Medical isolation applies to those with a disease; quarantine is the word given to the process of isolating people who have been exposed to infection without yet becoming unwell. In the past, as now, the luxury of being able to quarantine as an adult depends on having the means to do so. For many, loss of income and financial insecurity is as sure a killer as disease. People need support to be able to stay isolated – without deliveries of provisions, the contagious leave their homes to seek food and risk infecting others; a basic model demonstrating the need for community support.
The most deadly aspect of polio – the symptom which most closely determined whether someone would live or die – was its effect on a person’s ability to breathe independently.
An iron lung is a negative pressure ventilator – usually a machine large enough to hold a person, where their body is sealed in a near-airtight chamber with only their head emerging from one end. The pressure within the chamber is alternated to force rhythmic expansion of the chest, drawing air into the lungs and simulating normal breathing. The concept and early forms of iron lungs had been in development and use since the early 19th century, but the refinement and widespread availability of the device was solely thanks to the fight against poliomyelitis.
Iron lungs were relatively costly, cumbersome, and their availability was often outstripped by demand. At the time, the alternative to negative pressure ventilation – using external forces to effectively suck air into the lungs – was a basic form of positive pressure ventilation – pushing air into the lungs by positive force through the airways. Before the development of modern mechanical positive pressure ventilation, this was largely done by hand; throughout an epidemic in Boston there were around 1500 medical students whose time was devoted to using a bag and mask to physically ventilate polio patients.
This early positive pressure ventilation generally had better results with fewer complications than the iron lung, and can be thanked for the development of modern ventilators. With large groups of patients needing similar intensive ventilation treatment, not to mention carrying a serious infectious disease, people were cohorted into early form of intensive care units, with staff and equipment dedicated to the management of severe respiratory failure in polio.

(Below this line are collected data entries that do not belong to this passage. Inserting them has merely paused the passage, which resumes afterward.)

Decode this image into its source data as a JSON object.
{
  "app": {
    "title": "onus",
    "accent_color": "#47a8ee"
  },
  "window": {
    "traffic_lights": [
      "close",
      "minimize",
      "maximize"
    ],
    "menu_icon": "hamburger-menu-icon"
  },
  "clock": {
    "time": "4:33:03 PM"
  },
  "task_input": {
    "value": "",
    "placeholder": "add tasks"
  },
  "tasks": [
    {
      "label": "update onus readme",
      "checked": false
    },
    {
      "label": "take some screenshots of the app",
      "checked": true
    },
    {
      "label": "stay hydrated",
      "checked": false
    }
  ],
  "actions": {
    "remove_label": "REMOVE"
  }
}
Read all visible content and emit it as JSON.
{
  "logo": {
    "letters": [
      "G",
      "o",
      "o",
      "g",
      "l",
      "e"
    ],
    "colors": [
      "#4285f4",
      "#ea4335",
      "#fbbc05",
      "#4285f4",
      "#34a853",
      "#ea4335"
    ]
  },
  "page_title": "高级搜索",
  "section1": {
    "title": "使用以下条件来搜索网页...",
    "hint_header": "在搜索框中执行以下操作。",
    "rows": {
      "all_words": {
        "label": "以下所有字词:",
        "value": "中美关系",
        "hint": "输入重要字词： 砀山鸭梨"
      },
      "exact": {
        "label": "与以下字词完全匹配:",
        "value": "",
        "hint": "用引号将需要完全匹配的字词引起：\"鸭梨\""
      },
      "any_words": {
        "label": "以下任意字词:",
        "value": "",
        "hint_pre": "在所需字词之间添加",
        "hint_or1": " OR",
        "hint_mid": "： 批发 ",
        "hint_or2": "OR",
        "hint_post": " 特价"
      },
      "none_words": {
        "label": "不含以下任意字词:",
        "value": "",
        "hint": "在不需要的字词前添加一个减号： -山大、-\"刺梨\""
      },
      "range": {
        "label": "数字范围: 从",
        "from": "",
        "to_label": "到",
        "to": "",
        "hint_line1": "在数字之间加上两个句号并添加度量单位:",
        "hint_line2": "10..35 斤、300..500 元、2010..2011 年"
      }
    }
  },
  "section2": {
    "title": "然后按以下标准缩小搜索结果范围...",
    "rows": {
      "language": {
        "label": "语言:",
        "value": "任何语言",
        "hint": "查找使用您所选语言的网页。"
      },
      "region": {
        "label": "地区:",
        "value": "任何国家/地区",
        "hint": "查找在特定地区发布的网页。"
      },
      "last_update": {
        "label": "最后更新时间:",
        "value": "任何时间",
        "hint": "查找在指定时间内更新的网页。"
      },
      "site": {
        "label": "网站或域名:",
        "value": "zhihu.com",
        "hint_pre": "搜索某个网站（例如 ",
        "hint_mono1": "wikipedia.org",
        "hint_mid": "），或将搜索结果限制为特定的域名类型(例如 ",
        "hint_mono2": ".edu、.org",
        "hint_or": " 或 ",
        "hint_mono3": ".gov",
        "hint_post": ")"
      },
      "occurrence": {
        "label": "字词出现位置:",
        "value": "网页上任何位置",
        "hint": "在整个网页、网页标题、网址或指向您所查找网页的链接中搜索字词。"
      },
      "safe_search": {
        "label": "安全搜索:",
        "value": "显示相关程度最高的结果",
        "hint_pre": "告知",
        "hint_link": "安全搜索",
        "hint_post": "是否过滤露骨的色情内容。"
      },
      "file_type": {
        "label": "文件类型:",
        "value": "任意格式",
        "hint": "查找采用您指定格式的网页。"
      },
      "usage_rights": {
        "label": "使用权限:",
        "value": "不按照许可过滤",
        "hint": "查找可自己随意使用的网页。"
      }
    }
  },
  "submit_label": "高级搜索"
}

Polio vaccination must be considered one of the most significant and successful public health operations of all time. From one of the most fearsome, debilitating and virulent diseases of modern times, polio has been almost completely eradicated worldwide. Two out of three of the strains of poliovirus are now extinct in the wild, and the third has been contained to only three countries, where vaccination efforts continue. The highly time-critical development of a vaccine during a spate of epidemics was a triumph of modern science.
The widespread uptake of the polio vaccine from the 1950s onward was never in doubt; people at the time were living in fear of the great potential tragedies of incurable polio, and the promise of an end to the disease was incredibly compelling. Vaccines in more recent times are not always met with the same enthusiasm; the availability of a mass media platform for anyone irrespective of qualification or evidence has resulted in small groups of people becoming resistant to vaccination programs. Hopefully with accessible education and targeted campaigning, large-scale vaccination can continue to be as successful as ever, whatever challenges new diseases bring.